Monday, August 8, 2011

Where Is the Right Kind of Stimulus?

Now what? We raised the debt ceiling, and S. & P. lowered our country's credit rating. Congress voted to cut spending, but our deficit will still keep growing. Where is the action that will really make a difference? Where is stimulus we can believe in?

If new business is the traditional the engine of growth for our nation, why aren't the government and our financial institutions freeing up the capital to fund start-ups? Experts are saying since few organizations are hiring, we'll have to invent our own jobs. That means more people will need to become entrepreneurs. But where will the money to hire yourself come from?

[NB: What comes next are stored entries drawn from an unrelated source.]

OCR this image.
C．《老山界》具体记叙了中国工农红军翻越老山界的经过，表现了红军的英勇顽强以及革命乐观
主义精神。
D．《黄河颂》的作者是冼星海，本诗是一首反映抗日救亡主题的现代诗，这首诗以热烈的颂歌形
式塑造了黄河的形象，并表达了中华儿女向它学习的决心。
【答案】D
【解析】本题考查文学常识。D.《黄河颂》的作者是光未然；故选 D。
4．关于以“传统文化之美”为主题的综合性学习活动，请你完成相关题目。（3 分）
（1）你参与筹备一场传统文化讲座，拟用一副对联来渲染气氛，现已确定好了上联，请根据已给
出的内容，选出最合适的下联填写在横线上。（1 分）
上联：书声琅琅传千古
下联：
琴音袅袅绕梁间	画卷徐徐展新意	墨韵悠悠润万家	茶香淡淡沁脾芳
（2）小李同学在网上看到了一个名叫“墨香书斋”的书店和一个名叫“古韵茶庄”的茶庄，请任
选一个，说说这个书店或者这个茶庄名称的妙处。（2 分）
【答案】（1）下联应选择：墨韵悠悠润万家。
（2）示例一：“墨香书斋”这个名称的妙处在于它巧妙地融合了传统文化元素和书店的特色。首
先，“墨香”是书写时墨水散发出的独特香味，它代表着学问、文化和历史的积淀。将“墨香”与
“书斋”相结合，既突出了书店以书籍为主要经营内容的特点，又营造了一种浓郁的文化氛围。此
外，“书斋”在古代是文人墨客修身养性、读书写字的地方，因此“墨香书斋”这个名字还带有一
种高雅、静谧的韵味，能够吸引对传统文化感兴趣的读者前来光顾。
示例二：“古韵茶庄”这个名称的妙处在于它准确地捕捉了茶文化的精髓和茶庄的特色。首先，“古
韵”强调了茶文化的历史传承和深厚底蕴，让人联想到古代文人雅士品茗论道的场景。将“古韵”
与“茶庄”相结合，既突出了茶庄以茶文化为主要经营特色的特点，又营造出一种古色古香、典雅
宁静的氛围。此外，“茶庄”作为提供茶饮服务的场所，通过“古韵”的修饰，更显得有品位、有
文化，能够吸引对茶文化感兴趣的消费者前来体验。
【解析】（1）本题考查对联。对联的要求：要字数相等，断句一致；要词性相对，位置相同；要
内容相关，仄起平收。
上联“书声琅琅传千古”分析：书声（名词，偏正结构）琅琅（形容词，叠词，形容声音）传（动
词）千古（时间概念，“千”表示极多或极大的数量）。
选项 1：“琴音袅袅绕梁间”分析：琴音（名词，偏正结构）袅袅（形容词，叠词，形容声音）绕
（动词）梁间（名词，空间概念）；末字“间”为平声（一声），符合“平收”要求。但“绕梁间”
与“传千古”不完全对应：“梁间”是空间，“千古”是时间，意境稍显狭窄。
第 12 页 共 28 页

We got out of the recession of the early 1990s through the growth of new businesses and the invention of new technologies. But capital was freely available to fund all that growth. Why isn't it now? We need members of Congress to take action in this and other areas, if we are going to pull our nation out of this steadily deeper trench.

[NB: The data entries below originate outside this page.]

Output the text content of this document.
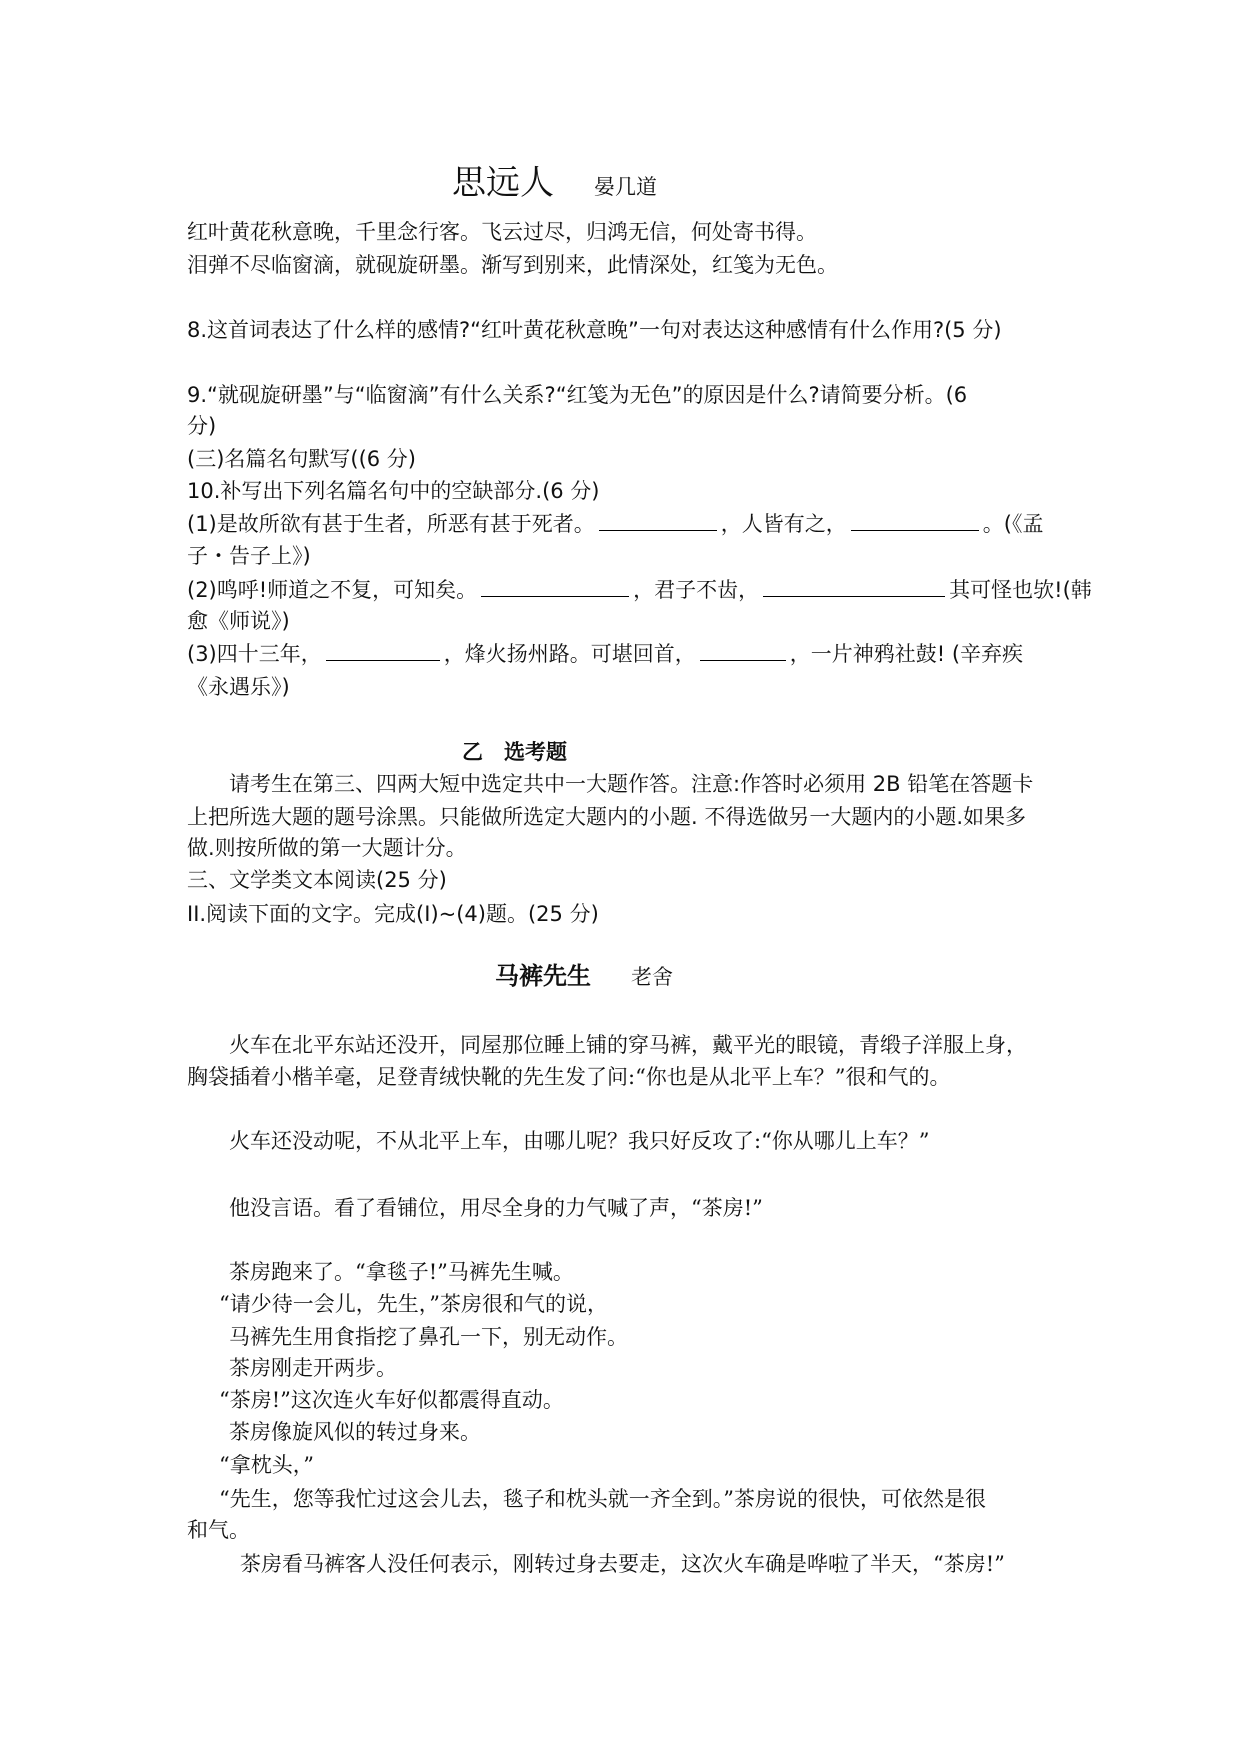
思远人 晏几道
红叶黄花秋意晚，千里念行客。飞云过尽，归鸿无信，何处寄书得。
泪弹不尽临窗滴，就砚旋研墨。渐写到别来，此情深处，红笺为无色。
8.这首词表达了什么样的感情?“红叶黄花秋意晚”一句对表达这种感情有什么作用?(5 分)
9.“就砚旋研墨”与“临窗滴”有什么关系?“红笺为无色”的原因是什么?请简要分析。(6
分)
(三)名篇名句默写((6 分)
10.补写出下列名篇名句中的空缺部分.(6 分)
(1)是故所欲有甚于生者，所恶有甚于死者。	，人皆有之，	。(《孟
子・告子上》)
(2)鸣呼!师道之不复，可知矣。	，君子不齿，	其可怪也欤!(韩
愈《师说》)
(3)四十三年，	，烽火扬州路。可堪回首，	，一片神鸦社鼓! (辛弃疾
《永遇乐》)
乙　选考题
请考生在第三、四两大短中选定共中一大题作答。注意:作答时必须用 2B 铅笔在答题卡
上把所选大题的题号涂黑。只能做所选定大题内的小题. 不得选做另一大题内的小题.如果多
做.则按所做的第一大题计分。
三、文学类文本阅读(25 分)
II.阅读下面的文字。完成(I)~(4)题。(25 分)
马裤先生 老舍
火车在北平东站还没开，同屋那位睡上铺的穿马裤，戴平光的眼镜，青缎子洋服上身，
胸袋插着小楷羊毫，足登青绒快靴的先生发了问:“你也是从北平上车？”很和气的。
火车还没动呢，不从北平上车，由哪儿呢？我只好反攻了:“你从哪儿上车？”
他没言语。看了看铺位，用尽全身的力气喊了声，“茶房!”
茶房跑来了。“拿毯子!”马裤先生喊。
“请少待一会儿，先生，”茶房很和气的说，
马裤先生用食指挖了鼻孔一下，别无动作。
茶房刚走开两步。
“茶房!”这次连火车好似都震得直动。
茶房像旋风似的转过身来。
“拿枕头，”
“先生，您等我忙过这会儿去，毯子和枕头就一齐全到。”茶房说的很快，可依然是很
和气。
茶房看马裤客人没任何表示，刚转过身去要走，这次火车确是哗啦了半天，“茶房!”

Yesterday, Thomas Friedman, writing in The New York Times Sunday Review ("Win Together or Lose Together" - August 7, 2011), said we need a smarter long-term fiscal plan. He said we need to invest in "the pillars of our growth, wtih special emphasis on infrastructure, research and incentives for risk-taking and start-ups." I couldn't agree more.

In fact, I found myself in agreement with his entire piece on dealing with our "Great Contraction". We need some real leadership to come forward and get us going on rebuilding, on genearting a "national renewal," as Friedman calls it. He says we need to treat our situation as the emergency it is, and get people behind the changes we need to make.

After reading Friedman's opinion piece, I really began to believe that we can have a balanced approach to cutting expenses, raising revenues and catalyzing growth through business formation. The big question is whether there is anybody out there who can take the helm and steer us in the right direction? Anyone?